Wall Street banks are expected to report trading revenues exceeding $40 billion in the first quarter of this year, amidst rising unrest in the Middle East stemming from the Iranian conflict, which has led to notable fluctuations in financial markets.
According to a report published by the (Financial Times), banks such as JPMorgan Chase, Goldman Sachs, Morgan Stanley, Citi Group, and Bank of America are anticipated to disclose their highest combined quarterly trading revenues in over 12 years, based on forecasts compiled by Bloomberg.
Details of the Event
This figure represents an increase of approximately 13% compared to the first quarter of last year, despite the unusual volatility experienced at the beginning of 2025 due to the trade wars initiated by former President Donald Trump.
Analysts noted that the rise in volatility was a result of the Russian-Ukrainian crisis in the first quarter of 2022, and a similar situation is expected to recur in the first quarter of this year due to military actions in the Middle East.
Background & Context
The conflict in the Middle East has led to a record rise in oil prices, adversely affecting stock markets, as concerns grow that high energy prices could trigger a global inflation wave that might push some economies towards recession.
Despite sharp movements in oil prices, analysts expect stock trading growth to outperform trading in fixed income, currencies, and commodities. Banks are projected to see growth ranging between 13% and 15% in stock trading, and between 8% and 13% in fixed income, currencies, and commodities, with JPMorgan and Citi Group expected to record the largest gains.
Impact & Consequences
Investment banks were forced to restructure their trading operations following the financial crisis of 2008, becoming less reliant on direct bets on market trends and more focused on facilitating and financing deals for clients.
Investment banking fees are expected to continue rising during this quarter, with projections of increases exceeding 10% across all five banks. Additionally, deal-making activities have seen a resurgence in recent months after years of stagnation, driven by demand for financing AI projects and a more flexible regulatory environment.
Regional Significance
Despite the escalating geopolitical uncertainty during the quarter, banks will still earn fees from deals announced last year that were completed in the first three months of this year. Overall, bank profits are expected to rise by about 7%, with the largest gains anticipated at Goldman Sachs and Morgan Stanley, due to their heavy reliance on trading and investment banking activities.

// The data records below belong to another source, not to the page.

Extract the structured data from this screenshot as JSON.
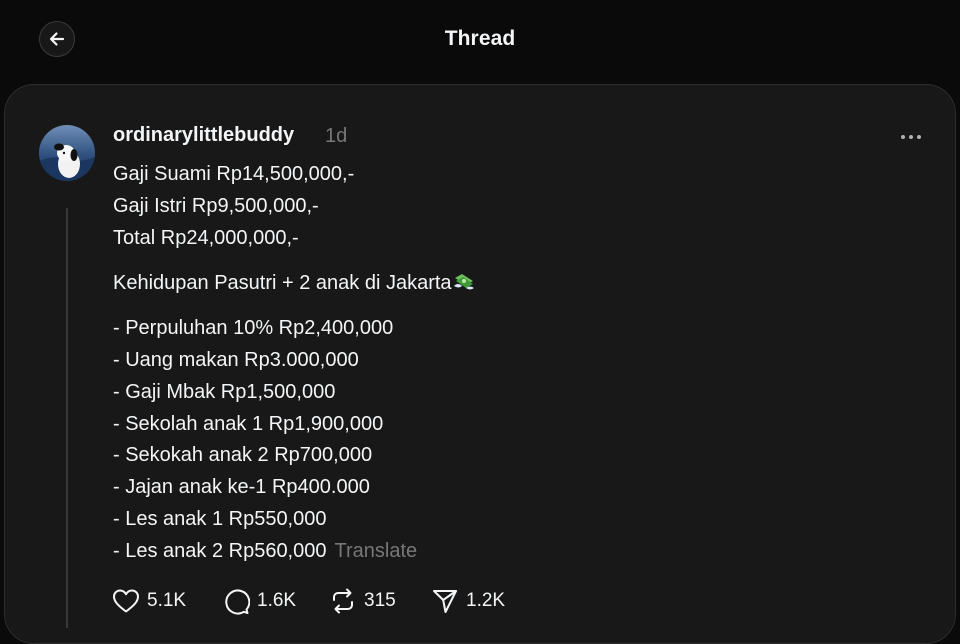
{
  "header": {
    "title": "Thread"
  },
  "post": {
    "username": "ordinarylittlebuddy",
    "time": "1d",
    "lines_a": [
      "Gaji Suami Rp14,500,000,-",
      "Gaji Istri Rp9,500,000,-",
      "Total Rp24,000,000,-"
    ],
    "headline": "Kehidupan Pasutri + 2 anak di Jakarta",
    "headline_emoji": "money-with-wings-icon",
    "items": [
      "- Perpuluhan 10% Rp2,400,000",
      "- Uang makan Rp3.000,000",
      "- Gaji Mbak Rp1,500,000",
      "- Sekolah anak 1 Rp1,900,000",
      "- Sekokah anak 2 Rp700,000",
      "- Jajan anak ke-1 Rp400.000",
      "- Les anak 1 Rp550,000",
      "- Les anak 2 Rp560,000"
    ],
    "translate_label": "Translate"
  },
  "actions": {
    "likes": "5.1K",
    "replies": "1.6K",
    "reposts": "315",
    "shares": "1.2K"
  },
  "icons": {
    "back": "arrow-left-icon",
    "more": "more-horizontal-icon",
    "like": "heart-icon",
    "reply": "comment-icon",
    "repost": "repost-icon",
    "share": "send-icon"
  }
}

However, analysts warned that investment banking fees could be adversely affected if the conflict in the Middle East persists, and stock market volatility might dampen investor appetite for initial public offerings. They indicated that if there is a weak aspect during this quarter due to increased volatility, it could be in the capital markets activity for stocks.
Goldman Sachs is set to kick off the earnings season tomorrow, followed by JPMorgan and Citi on Tuesday, and then Morgan Stanley and Bank of America on Wednesday. Investors are closely monitoring the banks' exposure to non-bank lenders amid a wave of redemptions in private credit funds due to concerns about credit quality.